Who invented the Steam Engine?
"James Watt!"
The inventor who changed this world and played an instrumental role in bringing about the Industrial Revolution.
“You definitely agree with me, don't you?”
But, what if I tell you a completely different story retold by Boldrin and Levine (Against Intellectual Monopoly).
James Watt was a prolific inventor. A brilliant man who got the idea of allowing steam to expand and condense in separate containers while repairing a small Newcomen steam engine. In 1768, he applied for a patent after doing a series of improvements. Soon he made an alliance with the rich industrialist Matthew Boulton, who secured an act of Parliament extending his patent until the year 1800.
In the name of economic freedom, the great statesman Edmund Burke spoke eloquently in Parliament against the creation of this unnecessary monopoly – but to no avail. After his patents were secure and the production started, Watt devoted a substantial portion of his energy blocking off rival inventors.

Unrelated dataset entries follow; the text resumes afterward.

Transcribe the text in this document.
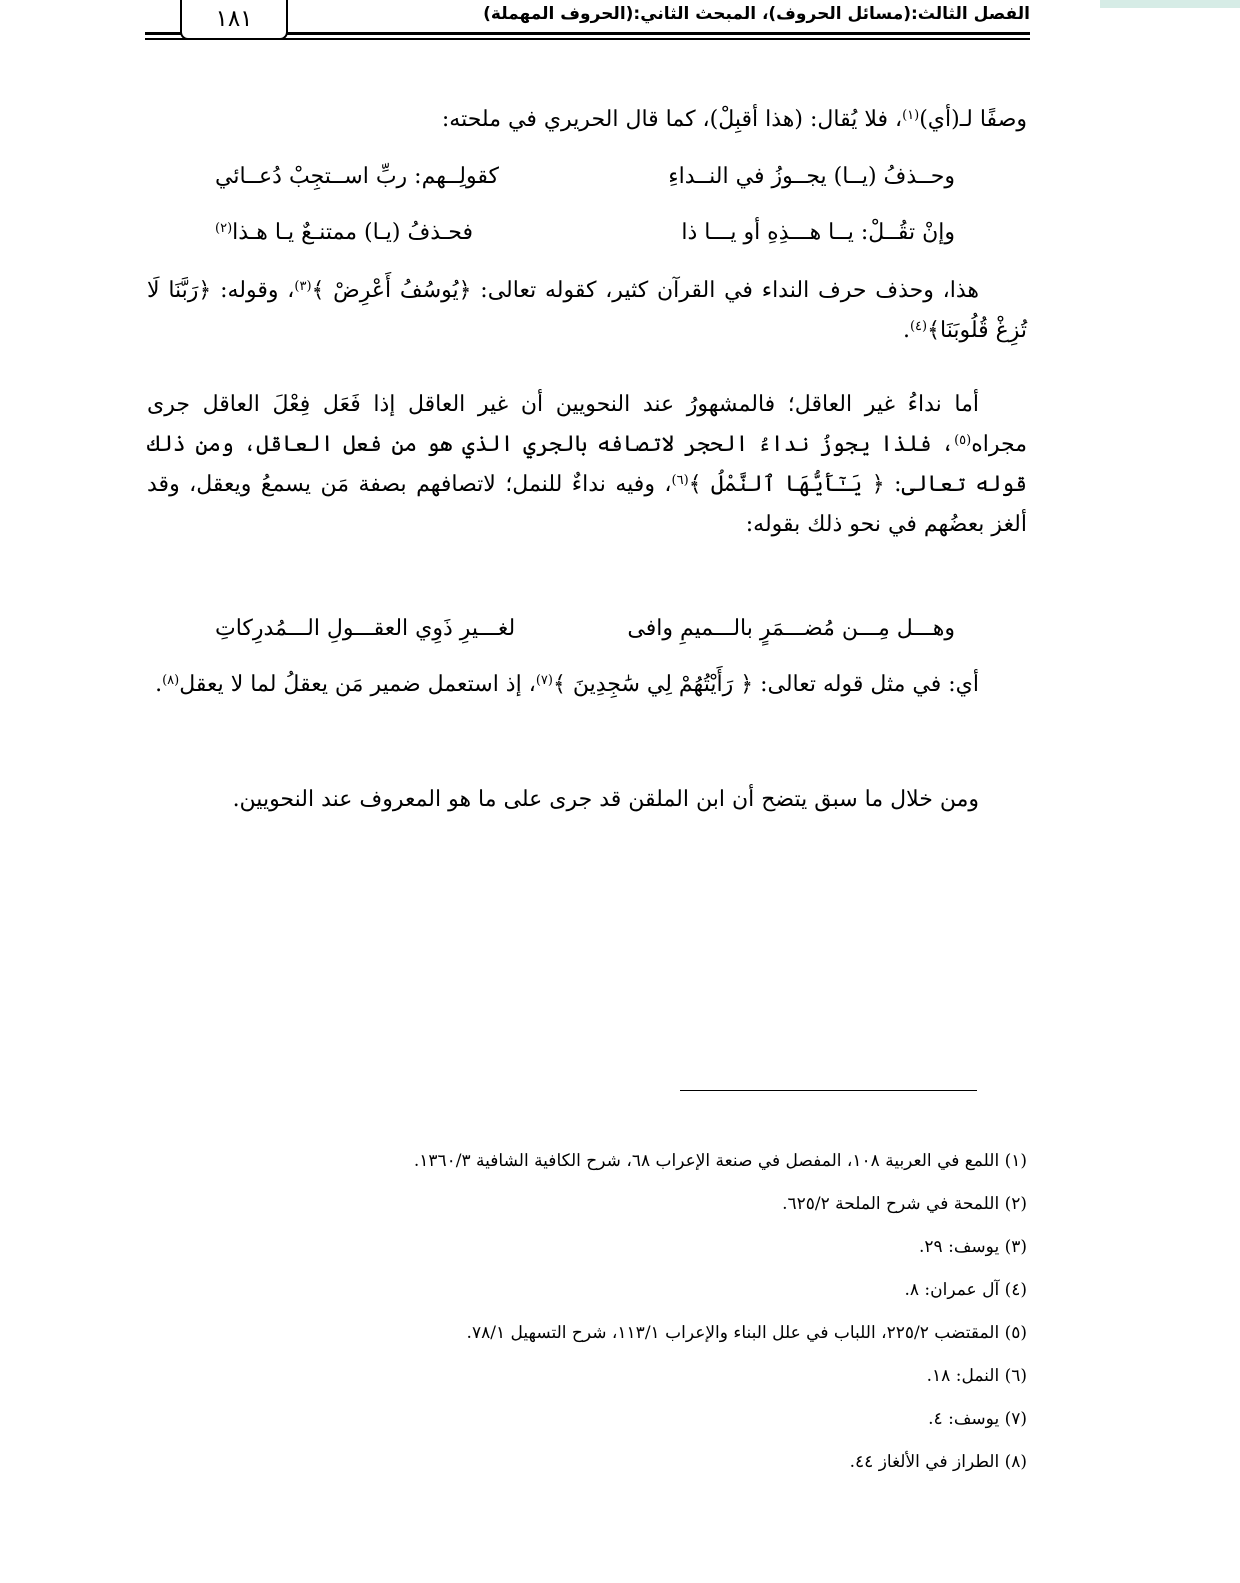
١٨١	الفصل الثالث:(مسائل الحروف)، المبحث الثاني:(الحروف المهملة)

وصفًا لـ(أي)$^{(١)}$، فلا يُقال: (هذا أقبِلْ)، كما قال الحريري في ملحته:

وحــذفُ (يــا) يجــوزُ في النــداءِ
كقولِــهم: ربِّ اســتجِبْ دُعــائي
وإنْ تقُــلْ: يــا هـــذِهِ أو يـــا ذا
فحـذفُ (يـا) ممتنـعٌ يـا هـذا$^{(٢)}$

هذا، وحذف حرف النداء في القرآن كثير، كقوله تعالى: ﴿يُوسُفُ أَعْرِضْ ﴾$^{(٣)}$، وقوله: ﴿رَبَّنَا لَا تُزِغْ قُلُوبَنَا﴾$^{(٤)}$.

أما نداءُ غير العاقل؛ فالمشهورُ عند النحويين أن غير العاقل إذا فَعَل فِعْلَ العاقل جرى مجراه$^{(٥)}$، فلذا يجوزُ نداءُ الحجر لاتصافه بالجري الذي هو من فعل العاقل، ومن ذلك قوله تعالى: ﴿ يَـٰٓأَيُّهَا ٱلنَّمْلُ ﴾$^{(٦)}$، وفيه نداءٌ للنمل؛ لاتصافهم بصفة مَن يسمعُ ويعقل، وقد ألغز بعضُهم في نحو ذلك بقوله:

وهـــل مِـــن مُضـــمَرٍ بالـــميمِ وافى
لغـــيرِ ذَوِي العقـــولِ الـــمُدرِكاتِ

أي: في مثل قوله تعالى: ﴿ رَأَيْتُهُمْ لِي سَٰجِدِينَ ﴾$^{(٧)}$، إذ استعمل ضمير مَن يعقلُ لما لا يعقل$^{(٨)}$.

ومن خلال ما سبق يتضح أن ابن الملقن قد جرى على ما هو المعروف عند النحويين.

(١) اللمع في العربية ١٠٨، المفصل في صنعة الإعراب ٦٨، شرح الكافية الشافية ١٣٦٠/٣.
(٢) اللمحة في شرح الملحة ٦٢٥/٢.
(٣) يوسف: ٢٩.
(٤) آل عمران: ٨.
(٥) المقتضب ٢٢٥/٢، اللباب في علل البناء والإعراب ١١٣/١، شرح التسهيل ٧٨/١.
(٦) النمل: ١٨.
(٧) يوسف: ٤.
(٨) الطراز في الألغاز ٤٤.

In the 1790s, when a superior Hornblower engine (compound steam engine) was put into production, Boulton and Watt sued Jonathan Hornblower and brought him down. Many new improvements to the steam engine were made, but they never saw the light until 1804 when the Boulton and Watt’s patent expired, as none of those inventors wished to incur the same fate as Hornblower.

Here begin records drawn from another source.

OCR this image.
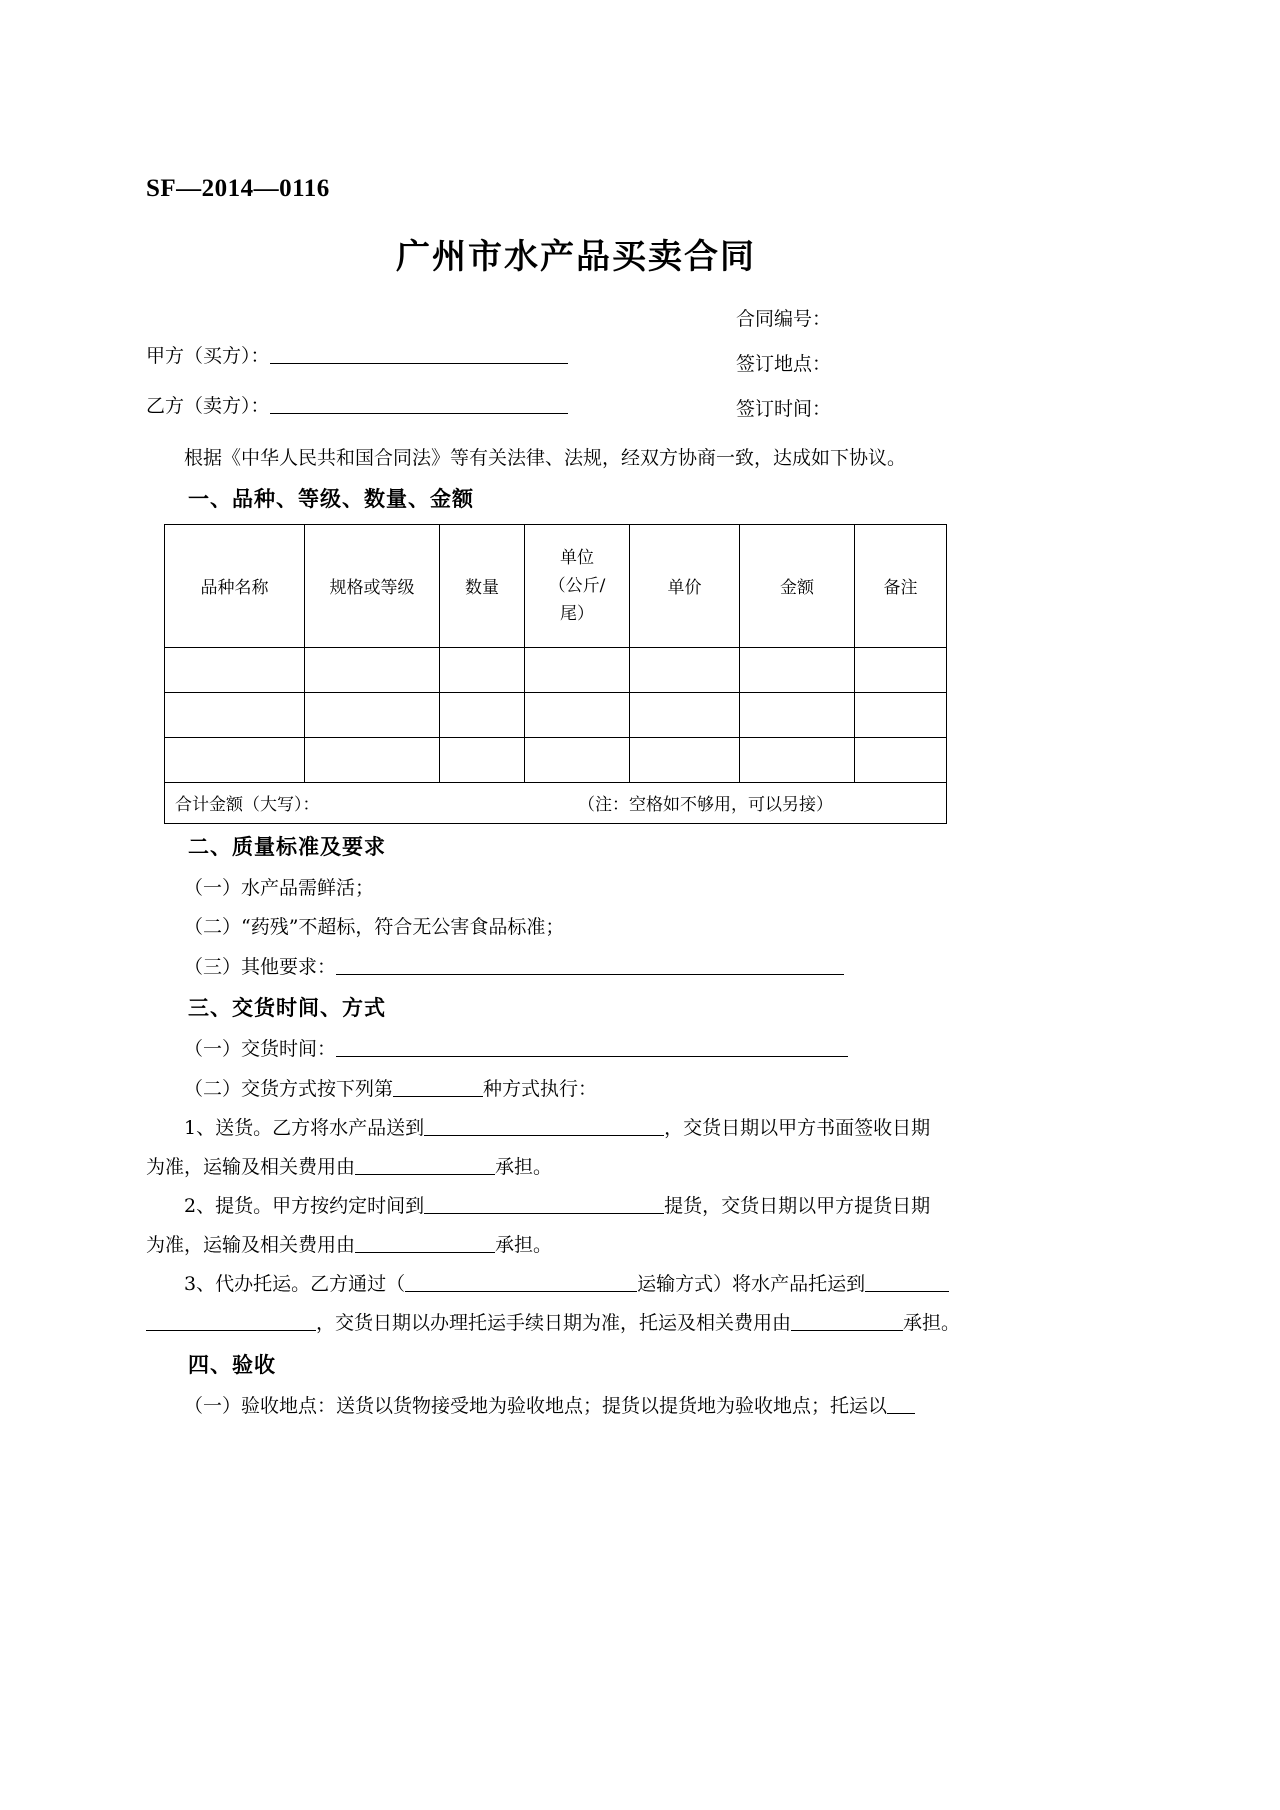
SF—2014—0116
广州市水产品买卖合同
合同编号：
签订地点：
签订时间：
甲方（买方）：
乙方（卖方）：

根据《中华人民共和国合同法》等有关法律、法规，经双方协商一致，达成如下协议。

一、品种、等级、数量、金额
品种名称	规格或等级	数量	单位
（公斤/
尾）	单价	金额	备注

合计金额（大写）： （注：空格如不够用，可以另接）						
二、质量标准及要求

（一）水产品需鲜活；

（二）“药残”不超标，符合无公害食品标准；

（三）其他要求：

三、交货时间、方式

（一）交货时间：

（二）交货方式按下列第	种方式执行：

1、送货。乙方将水产品送到	，交货日期以甲方书面签收日期

为准，运输及相关费用由	承担。

2、提货。甲方按约定时间到	提货，交货日期以甲方提货日期

为准，运输及相关费用由	承担。

3、代办托运。乙方通过（	运输方式）将水产品托运到

，交货日期以办理托运手续日期为准，托运及相关费用由	承担。

四、验收

（一）验收地点：送货以货物接受地为验收地点；提货以提货地为验收地点；托运以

The unfolding of events after Watt's patents expired was quite surprising. Not only there was an explosion in the production and efficiency of the engines, but also steam power came into its own as the driving force of the Industrial Revolution. Steam engines were modified and improved leading to the development of the steam train, the steamboat, and the steam jenny over the next thirty years. The high-pressure steam engine was one the key inventions whose development was blocked by Watt’s strategic use of his patent.
In most histories, even the one which we read, we buy into the "myth of the lone inventor" - an idea that creates a simple and entertaining narrative, like - James Watt was a heroic inventor, responsible for the beginning of the Industrial Revolution. Although, these facts suggest an alternative interpretation of the history.
Was Watt’s patent a crucial incentive which triggered his inventive genius, as the traditional history suggests? Or did he push back the Industrial Revolution by a decade or two through the legal system he used to gain a competitive advantage?
Is the current system of "intellectual property" – patents and copyrights – a necessary evil that provides an incentive for invention and creativity? Or are they just unnecessary evils, the relics of the past when authorities granted monopolies to favoured bourgeois?
It is up to you to decide.
As an engineer I was always taught that our purpose is to solve real life problems, making this world a better place to live.
Through this article I am not trying to spread a libertarian propaganda, raising my voice against intellectual property, dogmatically disregarding consequences, insisting on principles of building a utilitarian society at any cost. But to show you that there exists an alternative way to push technology forward for a sustainable future – Open Design.
Open design is a form of co-creation which leads to the development of machines, systems and other physical products by using publicly shared design information using both free and open-source software (FOSS) as well as open-source hardware (OSHW). James Bessen and Alessandro Nuvolari wrote in their recent research paper, Knowledge Sharing Among Inventors: Some Historical Perspectives, how aggressive patenting had put an end to the period of extensive knowledge sharing which could be traced back to the 18th and 19th century. While many outstanding individuals made important contributions in the development of various technologies, the histories that we are exposed to, focus exclusively on “heroic inventors” which is often misleading and incomplete. The term "Open Design" was not coined in that era, but its essence was quite prominent even back then. They strived towards a common goal – pushing technology forward collectively for the greater good.
Today this idea of open design has been taken up by several groups and individuals. Marcin Jakubowski is one such US based farmer and technologist. After completing his PhD in fusion physics from University of Wisconsin, he realised that he lacked practical skills to solve pressing world issues which had rendered him more or less – useless. So, he started a farm in rural Missouri and spent his time learning the economics of farming.
He bought a new tractor. A few months passed, then it broke.
He got it repaired and a few months later it broke again.
Then pretty soon, he was broke too.
It is very important to understand that hardware plays a pivotal role in the Open Design philosophy. An open source hardware is a component or device that has been licensed to allow anyone to examine, duplicate and modify as you wish. In the past few years, this openness in hardware has definitely taken a leap. Projects like RepRap – 3D printer and Arduino – microcontroller are some of the perfect examples of open hardware projects. It is important to focus on hardware because it is hardware that can change people's lives in a tangible way.
RepRap Project
Today technology advancement has reached such a level that individual invention happens with the help of hundreds. Even Issac Netwon will agree to it - "If I have seen further it is by standing on the shoulders of giants."
Open platforms like OpenXC has already entered our vehicles. Motorola's Project Ara, the smartphone of the future, is also completely open-sourced. You are already living in the decade of Virtual Reality which coupled with open Brain Computer Interface will offer you a choice to remain in your everyday life or to enter the Matrix, giving you the ability to freely manipulate the simulated reality of the Matrix to manifest these abilities as various superhuman powers.
If we do, then definitely we are about to enter the next phase of human evolution.